Housing Costs Threaten NSW Teacher Supply, Report Says

UNSW Sydney

With median house prices in Sydney more than 13 times a teacher's salary, housing affordability has become one of the most significant threats to sustaining NSW's teaching workforce.

A new report from the Australian Public Policy Institute (APPI), Addressing teacher supply through key worker housing, warns that rising housing costs are undermining the state's ability to attract and retain teachers, placing the quality and equity of public education at risk.

Led by Professor Scott Eacott from UNSW Sydney's School of Education with researchers from the University of Sydney and Deakin University, the report argues that teacher housing must be recognised as essential public infrastructure and calls on the NSW Government to formally establish "key worker housing" as a dedicated asset class.

"There is little point attracting and training teachers if they can't afford to live near where they're needed," Prof. Eacott said.

"Housing affordability has become a systemic risk to school staffing across NSW. This is no longer a regional or rural issue, it's a statewide problem."

Housing costs outpacing teacher salaries

The report highlights the scale of the challenge facing teachers, particularly in metropolitan areas where housing costs have surged far beyond income growth. Median house prices in Sydney are now more than 13 times a teacher's salary, far exceeding the accepted affordability benchmark of three times income.

As teachers are pushed further from their workplaces, the consequences are compounding, with longer commutes, higher transport costs, increased stress and burnout and growing instability across school staffing. These pressures are most acute in disadvantaged communities, where continuity of teaching is critical.

"Teachers are working longer hours, travelling further and carrying the strain," said Prof. Eacott.

"When housing pressures go unaddressed, retention collapses – and replacing a single teacher can cost more than $25,000."

Rethinking teacher housing as public infrastructure

The research challenges the idea that teacher housing is welfare, instead reframing it as vital infrastructure that underpins the delivery of essential public services.

While NSW has a long‑standing Teacher Housing Authority, its current portfolio covers just 1.7 per cent of teaching positions and is largely limited to rural and remote areas. At the same time, income-based affordable housing programs often exclude teachers despite their growing exposure to housing stress.

To address this gap, the report makes three key recommendations.

1. Establish key worker housing as a formal asset class

Defined by the essential role workers play rather than by income thresholds. This would provide a durable policy framework for coordinated investment across education, health, policing and other essential services.

2. Expand supply through a diversified portfolio

This includes scaling up the Teacher Housing Authority, adapting proven models such as Defence Force Housing, incentivising build-to-rent developments in high need locations and supporting shared equity home ownership schemes.

3. Improve access to data

Improving access to high-quality, linkable data on housing, commuting and workforce distribution would enable government to identify staffing pressure points and target investment where it will have the greatest impact.

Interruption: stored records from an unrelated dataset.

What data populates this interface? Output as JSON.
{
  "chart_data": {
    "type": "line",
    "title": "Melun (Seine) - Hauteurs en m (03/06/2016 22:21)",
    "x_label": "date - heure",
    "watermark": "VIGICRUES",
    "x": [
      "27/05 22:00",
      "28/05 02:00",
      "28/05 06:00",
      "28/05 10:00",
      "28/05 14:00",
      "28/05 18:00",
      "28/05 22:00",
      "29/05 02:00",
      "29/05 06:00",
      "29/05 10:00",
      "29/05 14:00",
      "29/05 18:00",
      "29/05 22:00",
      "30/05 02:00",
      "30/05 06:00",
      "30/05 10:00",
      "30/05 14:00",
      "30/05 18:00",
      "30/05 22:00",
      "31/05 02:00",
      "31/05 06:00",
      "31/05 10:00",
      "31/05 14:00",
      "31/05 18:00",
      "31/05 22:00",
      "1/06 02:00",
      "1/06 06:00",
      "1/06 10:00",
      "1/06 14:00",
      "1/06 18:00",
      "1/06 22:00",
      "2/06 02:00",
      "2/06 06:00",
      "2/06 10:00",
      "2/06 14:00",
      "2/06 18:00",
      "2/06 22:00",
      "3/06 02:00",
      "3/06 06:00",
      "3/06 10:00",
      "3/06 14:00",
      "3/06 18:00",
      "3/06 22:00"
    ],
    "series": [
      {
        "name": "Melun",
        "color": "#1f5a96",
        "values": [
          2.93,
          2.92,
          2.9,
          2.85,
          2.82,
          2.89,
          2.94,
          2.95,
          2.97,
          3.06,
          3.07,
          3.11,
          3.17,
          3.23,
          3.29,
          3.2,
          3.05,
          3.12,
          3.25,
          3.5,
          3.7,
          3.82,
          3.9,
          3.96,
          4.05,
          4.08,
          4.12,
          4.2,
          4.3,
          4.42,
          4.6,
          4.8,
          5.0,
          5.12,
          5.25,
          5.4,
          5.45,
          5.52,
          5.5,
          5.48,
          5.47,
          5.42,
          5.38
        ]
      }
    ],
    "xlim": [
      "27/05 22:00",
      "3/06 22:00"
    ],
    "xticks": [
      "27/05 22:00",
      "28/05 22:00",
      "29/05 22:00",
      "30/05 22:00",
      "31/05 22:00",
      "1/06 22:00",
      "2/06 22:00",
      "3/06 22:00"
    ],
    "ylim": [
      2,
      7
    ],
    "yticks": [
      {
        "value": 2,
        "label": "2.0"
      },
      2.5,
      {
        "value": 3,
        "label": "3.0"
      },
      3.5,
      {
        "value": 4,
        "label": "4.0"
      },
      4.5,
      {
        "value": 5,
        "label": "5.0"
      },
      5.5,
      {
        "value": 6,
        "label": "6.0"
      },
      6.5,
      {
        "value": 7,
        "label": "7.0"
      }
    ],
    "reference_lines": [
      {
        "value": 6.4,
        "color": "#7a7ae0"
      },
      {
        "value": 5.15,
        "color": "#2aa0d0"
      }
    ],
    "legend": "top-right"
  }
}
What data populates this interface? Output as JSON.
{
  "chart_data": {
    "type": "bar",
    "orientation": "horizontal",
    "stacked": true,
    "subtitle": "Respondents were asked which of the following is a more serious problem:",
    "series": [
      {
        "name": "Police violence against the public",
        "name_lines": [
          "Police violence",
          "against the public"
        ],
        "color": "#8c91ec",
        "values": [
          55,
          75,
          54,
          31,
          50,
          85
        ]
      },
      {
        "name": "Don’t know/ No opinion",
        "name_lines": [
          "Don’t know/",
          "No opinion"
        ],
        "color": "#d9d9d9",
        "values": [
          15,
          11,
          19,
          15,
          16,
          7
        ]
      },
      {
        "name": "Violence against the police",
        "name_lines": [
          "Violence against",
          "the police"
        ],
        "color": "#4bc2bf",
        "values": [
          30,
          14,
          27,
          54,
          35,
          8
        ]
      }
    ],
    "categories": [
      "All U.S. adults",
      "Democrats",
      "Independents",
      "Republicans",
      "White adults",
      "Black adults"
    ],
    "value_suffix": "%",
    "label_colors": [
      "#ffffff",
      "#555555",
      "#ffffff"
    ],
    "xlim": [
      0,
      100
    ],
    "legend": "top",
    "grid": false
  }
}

Evidence-driven solutions for a growing crisis

The report draws on extensive data analysis and engagement with more than 300 teachers, school leaders, policymakers and industry stakeholders. It includes modelling showing that in many parts of NSW, even dual income teaching households face decades long waits to afford a home deposit.

Co-author Professor Chris Pettit, Director of the City Futures Research Centre at UNSW Sydney, said better use of spatial and housing data could transform workforce planning.

"We already have powerful tools to identify where housing stress and workforce shortages intersect," Prof. Pettit said.

"With better data integration and modelling, government can anticipate problems before they reach crisis point and invest far more effectively."

The authors warn that without targeted policy intervention, housing affordability pressures will continue to erode workforce sustainability, particularly in high growth and metropolitan areas.

"Teacher housing is no longer a niche concern," Prof. Eacott said.

"If NSW is serious about equity, excellence and educational outcomes, it must ensure teachers can afford to live where they work."